With producers scrambling to meet SAG’s June 30 strike deadline, sound facilities aren’t experiencing their typical summer slowdown. Instead, they’re expected to feel the chill of spring and summer, along with their f/x counterparts.

For example, Skywalker Sound is booked solid through the holiday season, working on 12 films. But afterwards things are expected to quiet down tremendously.

“We’re feeling the pressure right now,” says Glenn Kiser, Skywalker general manager of Skywalker Sound. “Traditionally, this is our big period of time, but we’re 30% busier than normally.”

One headache is devoting time and resources to perfecting dailies, much of which will never make it off the cutting-room floor.

“Normally you want to wait as long as possible so you only work with the footage you’re going to use,” Kiser says. “Now, producers are overcovering themselves. We’re doing things that we never do.”

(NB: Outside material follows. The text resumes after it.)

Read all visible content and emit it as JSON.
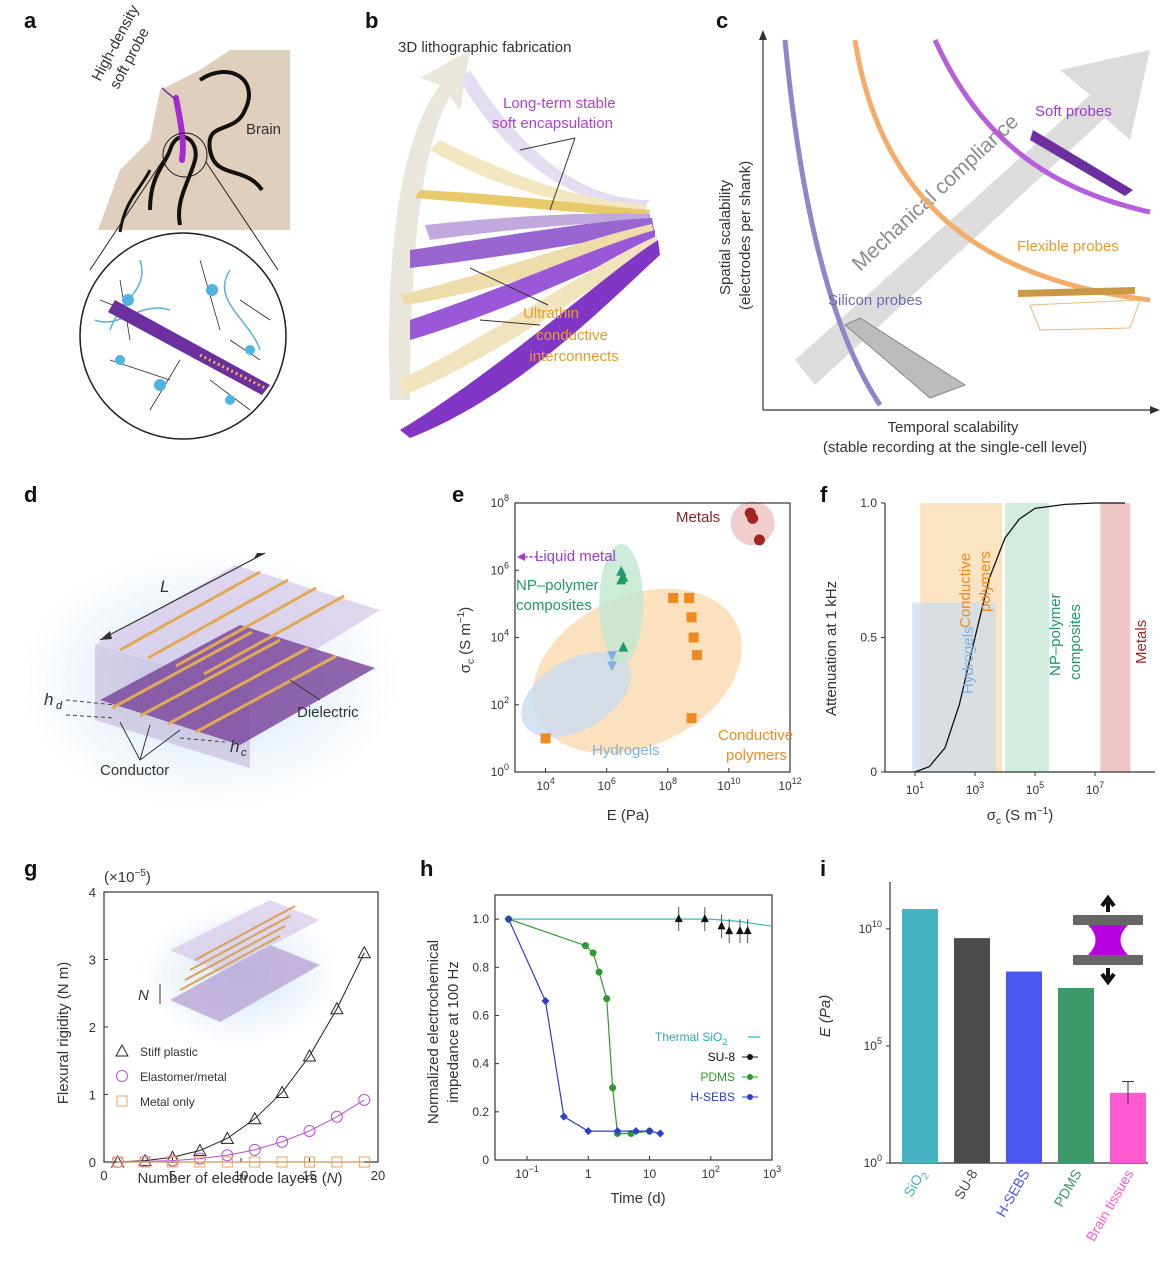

Those less likely to be affected are companies such as Laser Pacific and Liberty Livewire, which derive much of their revenues from the production of television shows. The safety net comes from the 2001-2002 TV season proceeding as planned in September, and TV production picking up again in July. But the future isn’t necessarily filled with storm clouds.

With all the prior rumblings about the potential strikes, post houses have kept themselves busy gearing up for the worst, cutting back on buying expensive equipment, hiring additional staff and deferring payments. Others have been building side businesses — launching DVD production arms, high-definition editing facilities and even their own film production arms, to make sure enough work exists to stay afloat.

“There was enough warning that something might happen,” says one high-level exec at a Hollywood-based post house. “It allowed us to look at cost issues to conserve resources and plan our lives and purchases around this impending event. We had enough of an opportunity to address this issue.”

Industryites are also left to study the effects of a strike that did happen.

Production houses are still reeling from the commercial actors strike last year. But even eight months after it ended, the ramifications are still being felt. While projects are again flooding facilities, major advertisers realized that they can lengthen the run of spots, requiring fewer production dollars during a souring economy.

And things could be worse. “The SAG strike could still happen and last a long time,” Blau says. “It was more stressful when the Writers Guild hadn’t come to an agreement with the producers, because if there had been a double strike, things could have been disastrous.”